Casella” dell’Aquila con 33 anni di anzianità di
servizio; inoltre è l’unico docente di perfezionamento
pianistico presso l’Accademia Internazionale di Musica di Roma,
ed è fondatore e docente del CORSO NAZIONALE DI DIDATTICA PIANISTICA
presso la Scuola Donna Olimpia di Roma (Corso riconosciuto dal Ministero
dell’Università e della Ricerca).
Ha tenuto numerose masterclass in Italia (Amatrice, Bolzano, Cava de’ Tirreni,
Terni) e all’estero (Tokyo, Hiroshima), ed è stato invitato
come componente di giurìa in Concorsi di Esecuzione pianistica
(Agorà 80, Tastiera d’Argento e Toscanini a Roma, Tavasani
a Gerusalemme, poi La Spezia, Nemi, Pedara, Velletri).
Allievo di Remo Remoli, si è diplomato al conservatorio di
Torino con il massimo dei voti, lode e menzione d’onore. Si è perfezionato
con Renzo Silvestri (Roma), Carlo Zecchi (Trieste) ed Arturo Benedetti
Michelangeli (Genova).
Come solista, ha suonato in Europa, Canada, U.S.A. e Giappone (a Tokyo
ha suonato due volte alla Suntory Hall, una delle Sale più prestigiose
di quella città). Ha collaborato con Direttori quali Herbert
Handt, Giorgio Carnini, Luciano Berio, Pablo Colino, Luciano Cerroni.
Ha registrato per la Radio e la Televisione Italiana e per Radio Vaticana.

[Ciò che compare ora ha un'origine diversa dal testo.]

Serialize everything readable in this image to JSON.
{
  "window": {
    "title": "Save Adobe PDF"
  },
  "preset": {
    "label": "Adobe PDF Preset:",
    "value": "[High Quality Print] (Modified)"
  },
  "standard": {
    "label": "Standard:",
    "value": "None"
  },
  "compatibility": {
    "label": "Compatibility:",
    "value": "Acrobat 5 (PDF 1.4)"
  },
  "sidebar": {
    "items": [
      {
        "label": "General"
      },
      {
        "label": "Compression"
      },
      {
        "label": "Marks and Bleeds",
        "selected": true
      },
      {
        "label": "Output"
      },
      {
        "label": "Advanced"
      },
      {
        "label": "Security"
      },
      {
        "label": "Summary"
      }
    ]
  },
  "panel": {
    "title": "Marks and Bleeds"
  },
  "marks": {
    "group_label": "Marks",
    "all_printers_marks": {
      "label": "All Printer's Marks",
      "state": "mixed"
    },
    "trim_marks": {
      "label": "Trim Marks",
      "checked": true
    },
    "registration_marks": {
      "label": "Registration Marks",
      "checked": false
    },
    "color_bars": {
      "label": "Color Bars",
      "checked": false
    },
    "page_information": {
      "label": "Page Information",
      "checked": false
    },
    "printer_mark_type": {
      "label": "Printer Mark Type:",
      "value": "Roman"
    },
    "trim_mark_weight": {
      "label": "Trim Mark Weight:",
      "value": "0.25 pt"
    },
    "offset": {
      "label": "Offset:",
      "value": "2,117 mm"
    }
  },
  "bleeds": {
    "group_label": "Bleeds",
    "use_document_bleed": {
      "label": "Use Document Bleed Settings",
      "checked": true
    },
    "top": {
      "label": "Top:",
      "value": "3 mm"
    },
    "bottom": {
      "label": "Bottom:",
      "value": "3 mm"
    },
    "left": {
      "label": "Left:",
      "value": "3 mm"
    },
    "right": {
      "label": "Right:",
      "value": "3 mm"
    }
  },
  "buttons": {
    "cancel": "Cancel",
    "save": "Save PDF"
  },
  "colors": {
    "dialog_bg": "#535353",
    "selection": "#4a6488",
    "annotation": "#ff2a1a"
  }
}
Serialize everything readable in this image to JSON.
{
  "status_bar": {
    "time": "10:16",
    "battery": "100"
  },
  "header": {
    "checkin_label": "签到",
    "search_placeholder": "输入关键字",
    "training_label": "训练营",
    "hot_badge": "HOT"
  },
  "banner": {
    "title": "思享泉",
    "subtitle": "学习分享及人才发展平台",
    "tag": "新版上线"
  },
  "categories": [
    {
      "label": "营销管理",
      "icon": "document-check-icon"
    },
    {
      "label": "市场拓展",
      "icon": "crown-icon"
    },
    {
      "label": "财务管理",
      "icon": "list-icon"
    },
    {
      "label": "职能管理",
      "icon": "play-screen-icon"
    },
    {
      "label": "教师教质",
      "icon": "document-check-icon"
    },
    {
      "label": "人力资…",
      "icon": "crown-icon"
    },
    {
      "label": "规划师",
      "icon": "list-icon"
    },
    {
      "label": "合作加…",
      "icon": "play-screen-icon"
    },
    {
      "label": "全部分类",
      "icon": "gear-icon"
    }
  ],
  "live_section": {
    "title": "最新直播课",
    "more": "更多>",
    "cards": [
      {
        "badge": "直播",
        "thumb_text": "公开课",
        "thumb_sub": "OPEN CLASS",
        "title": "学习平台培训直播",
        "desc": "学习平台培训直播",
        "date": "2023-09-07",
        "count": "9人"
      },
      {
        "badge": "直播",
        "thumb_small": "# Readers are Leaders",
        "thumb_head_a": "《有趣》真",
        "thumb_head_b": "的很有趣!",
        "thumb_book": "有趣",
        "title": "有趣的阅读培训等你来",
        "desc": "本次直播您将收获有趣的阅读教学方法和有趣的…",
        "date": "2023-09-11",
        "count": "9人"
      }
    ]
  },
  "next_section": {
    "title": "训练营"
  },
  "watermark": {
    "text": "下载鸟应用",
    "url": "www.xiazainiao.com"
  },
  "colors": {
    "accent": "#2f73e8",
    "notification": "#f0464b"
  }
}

Ha inciso per Saam (Milano) e Titania (Roma).
Attivo nella musica da camera, ha suonato in duo ed in trio con musicisti
di tutto il mondo (Ih Ning Lee, Alexander Nelson, Riccardo Piccirilli,
Mike Shirvani, Mary Tzambiras, Oh Yun Woo, Steven Kramer, Michiko Inoue,
Joyce Mariani, Svetlana Halttunen, Marja Steinberg, Stephen Roach),
ed è stato premiato al Concorso Internazionale di Musica da
Camera di Stresa.
Il noto critico Erasmo Valente ha scritto di lui: “Qual è la
novità di questo solista? La indicheremmo in quel modo di suonare
asciutto, chiuso in una esclusiva convinzione, nel cui ambito la musica
trova un massimo di espansione, di respiro, d’intensità vitale.
(…) Una meraviglia.”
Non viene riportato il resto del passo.